Whether or not Thomas Hearns and Marvin Hagler actually set out to unleash hell on each other for the first 180 seconds of their unifying world middleweight championship clash, is open to debate.
What isn’t is that boxing had never seen anything quite like it before and hasn’t since. Two supremely gifted athletes at the peak of their powers setting aside all thoughts of self preservation in trying to blast each other into submission.
It’s almost 30 years to the day since ‘The Hitman’ and ‘Marvelous’ (you just have to be good with a moniker that brazen) went Mano a Mano in Las Vegas.
I still remember watching their war the following weekend on Grandstand – no YouTube or catch up in those analogue days. The slightly fuzzy, yellowed images, as was the want of videotape from the States, only added to the spectacle for me and cemented my lifelong fascination with the sport.
Of course, for both men the fight was to prove the defining moment of their glittering careers. How could it not?

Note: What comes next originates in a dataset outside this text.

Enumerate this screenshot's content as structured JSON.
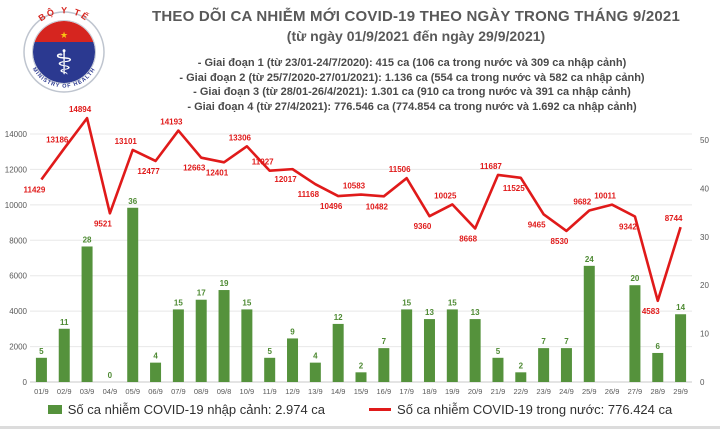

Hagler entered the fight seemingly driven by a bitterness that his achievements could still not lift him from the shadow of media favourite Sugar Ray Leonard.
For Hearns, the clash represented his chance to finally take his place in the hall of modern day middleweight greats alongside Hagler, Leonard and Roberto Duran.

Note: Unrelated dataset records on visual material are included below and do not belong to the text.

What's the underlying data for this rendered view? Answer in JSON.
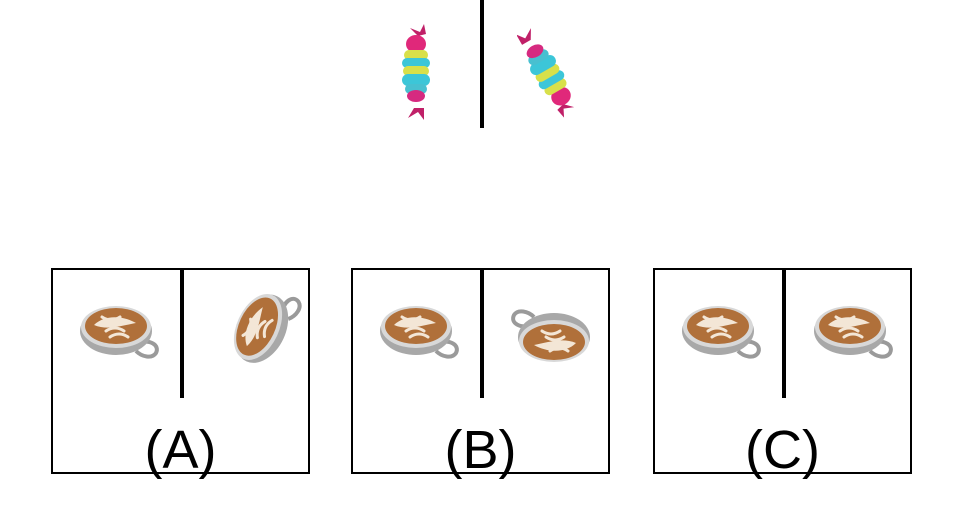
{
  "question": {
    "object_icon": "candy-icon",
    "original": {
      "icon": "candy-icon",
      "rotation_deg": 0
    },
    "reflection": {
      "icon": "candy-icon",
      "rotation_deg": 150
    }
  },
  "options": [
    {
      "label": "(A)",
      "left_icon": "latte-cup-icon",
      "right_icon": "latte-cup-icon",
      "right_rotation_deg": -65
    },
    {
      "label": "(B)",
      "left_icon": "latte-cup-icon",
      "right_icon": "latte-cup-icon",
      "right_rotation_deg": 180
    },
    {
      "label": "(C)",
      "left_icon": "latte-cup-icon",
      "right_icon": "latte-cup-icon",
      "right_rotation_deg": 0
    }
  ],
  "colors": {
    "candy_pink": "#e0287a",
    "candy_cyan": "#3cc6d8",
    "candy_yellow": "#d8e04a",
    "coffee_foam": "#b0703a",
    "cup_gray": "#9a9a9a"
  }
}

‘The Hitman’ had blown away Duran and pretty much anyone else unlucky enough to step into the ring with him en route to meeting Hagler. Meanwhile Hagler was a champion who could lay claim to being the sport’s pound for pound king.

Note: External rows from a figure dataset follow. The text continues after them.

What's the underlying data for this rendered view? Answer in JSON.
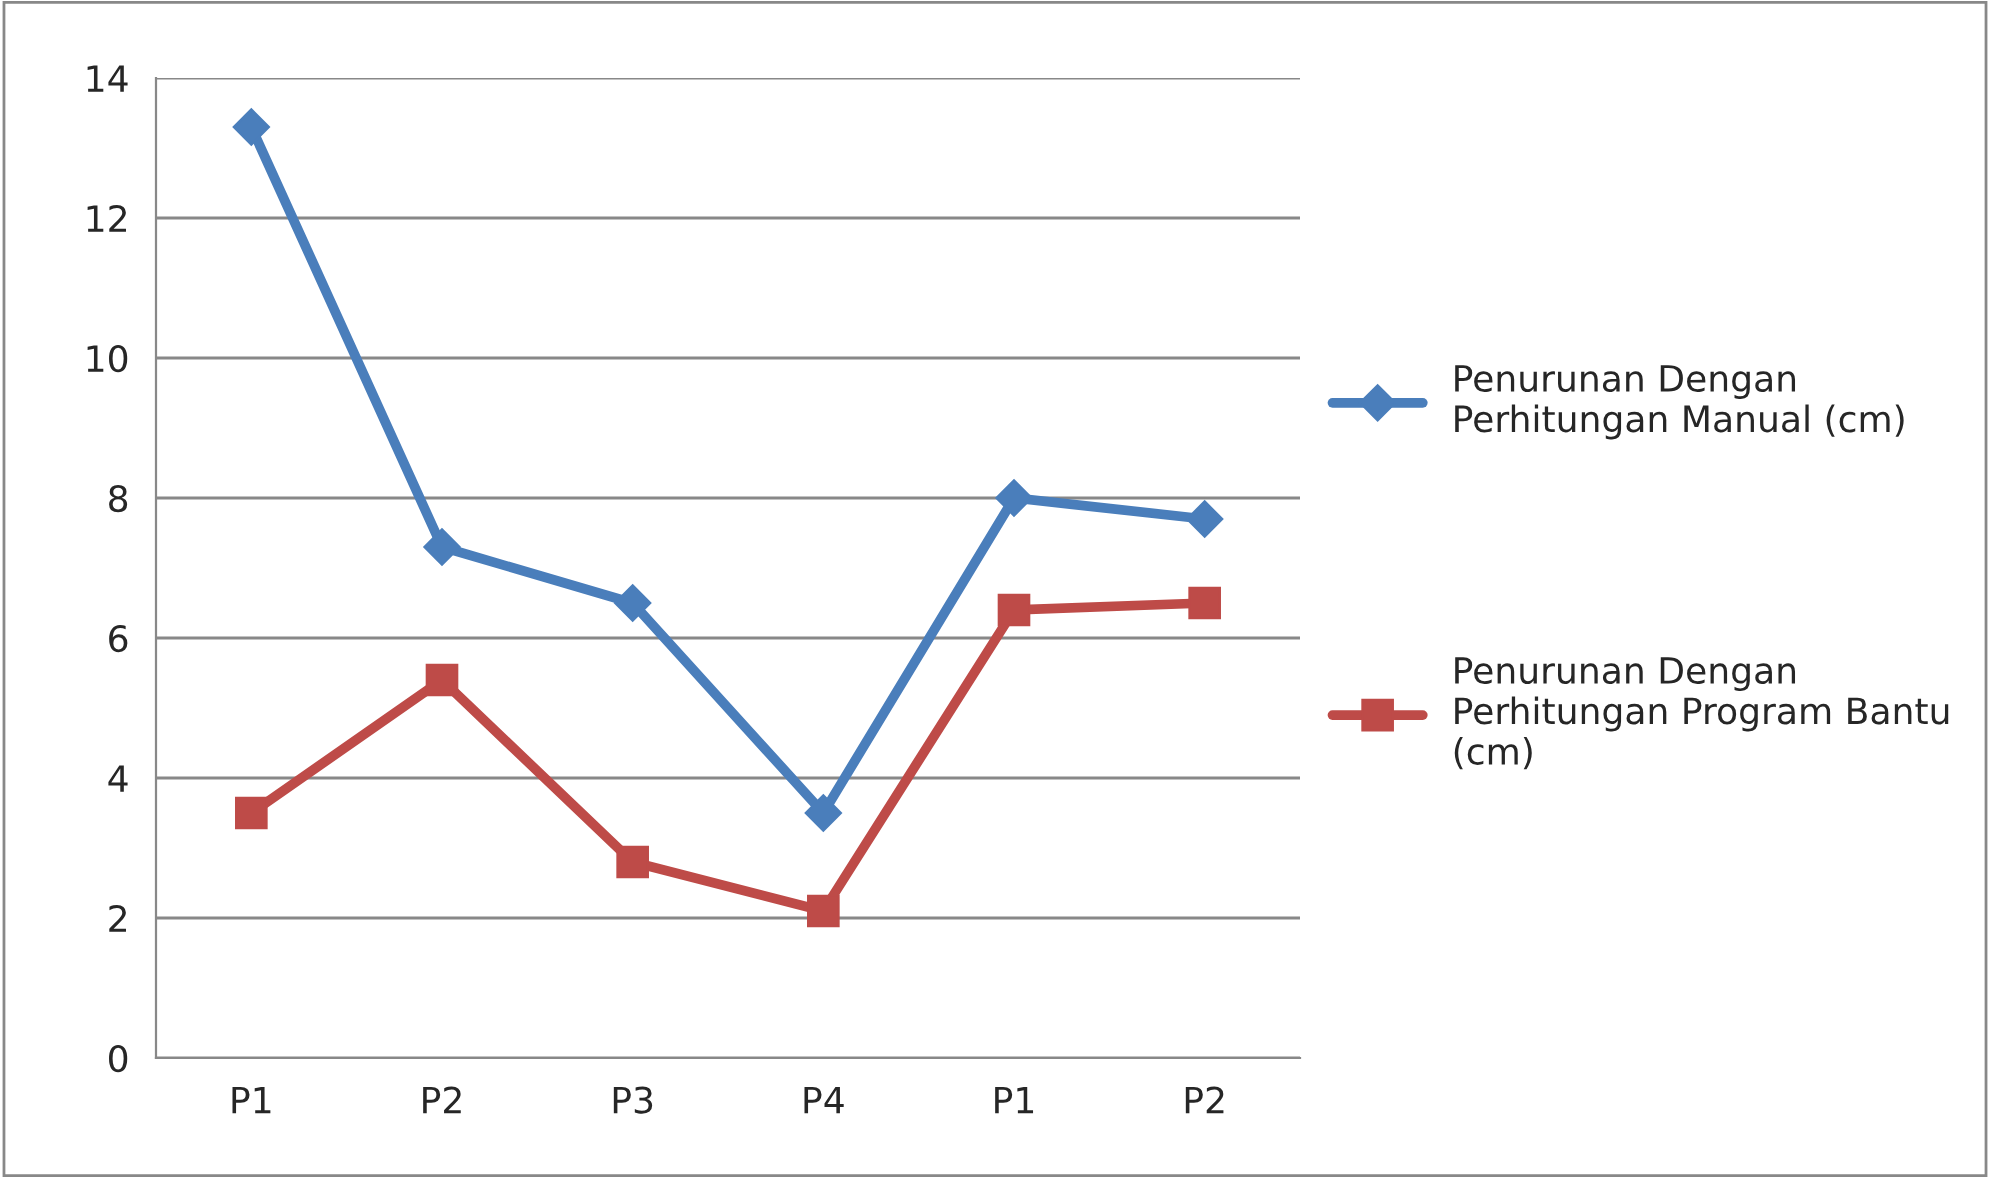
{
  "chart_data": {
    "type": "line",
    "categories": [
      "P1",
      "P2",
      "P3",
      "P4",
      "P1",
      "P2"
    ],
    "series": [
      {
        "name": "Penurunan Dengan\nPerhitungan Manual (cm)",
        "color": "#4a7ebb",
        "marker": "diamond",
        "values": [
          13.3,
          7.3,
          6.5,
          3.5,
          8.0,
          7.7
        ]
      },
      {
        "name": "Penurunan Dengan\nPerhitungan Program Bantu\n(cm)",
        "color": "#be4b48",
        "marker": "square",
        "values": [
          3.5,
          5.4,
          2.8,
          2.1,
          6.4,
          6.5
        ]
      }
    ],
    "ylim": [
      0,
      14
    ],
    "yticks": [
      0,
      2,
      4,
      6,
      8,
      10,
      12,
      14
    ],
    "grid": "y",
    "legend": "right",
    "line_style": "solid"
  }
}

A snarling, intimidating figure, dominant in the division.
The opening bell saw both men tear into each other, landing ferocious blows that would have deprived most of their peers of their senses.
From the middle of the second round Hearns was gassed out. The sheer physical effort of landing enormous shots on Hagler that registered on the Richter Scale – while having to soak up Hagler’s spiteful worst – had taken a heavy toll.
Hearns – in full flow a gangly, unfeasibly tall fighter – was now on Bambi-like legs. Hagler though, a walking shaven-headed scowl, had problems of his own.
In getting close to Hearns to fight on the inside, he had shipped heavy blows from one of the sport’s most hurtful punchers.
Blood seeping from a cut above an eye brought the doctor to the ringside to inspect the damage. Despite being allowed to continue to fight on, the message was clear for Hagler – knock Hearns out now or see your WBA, WBC and IBF belts head back north to Detroit.
The end when it came was brutal. I remember at the time being surprised that it ended as quickly as it did. A lunging Hagler felling Hearns with a chopping right hand.
But looking back now 30 years on at Hearns lying flat on his back, staring through glazed, half open eyes at the ceiling lights, it was all too clear he was spent.
The image of Hearns being carried back to his corner in the arms of one of his team is one that has stayed in my mind ever since – much as Barry McGuigan’s ‘thousand yard stare’ has as he toiled in the desert heat against Steve Cruz.
While Hearns’ dream lies broken in total exhaustion, there behind him is the contrast of a champion, raised aloft in triumph – a victory all the sweeter in having been taken to the brink.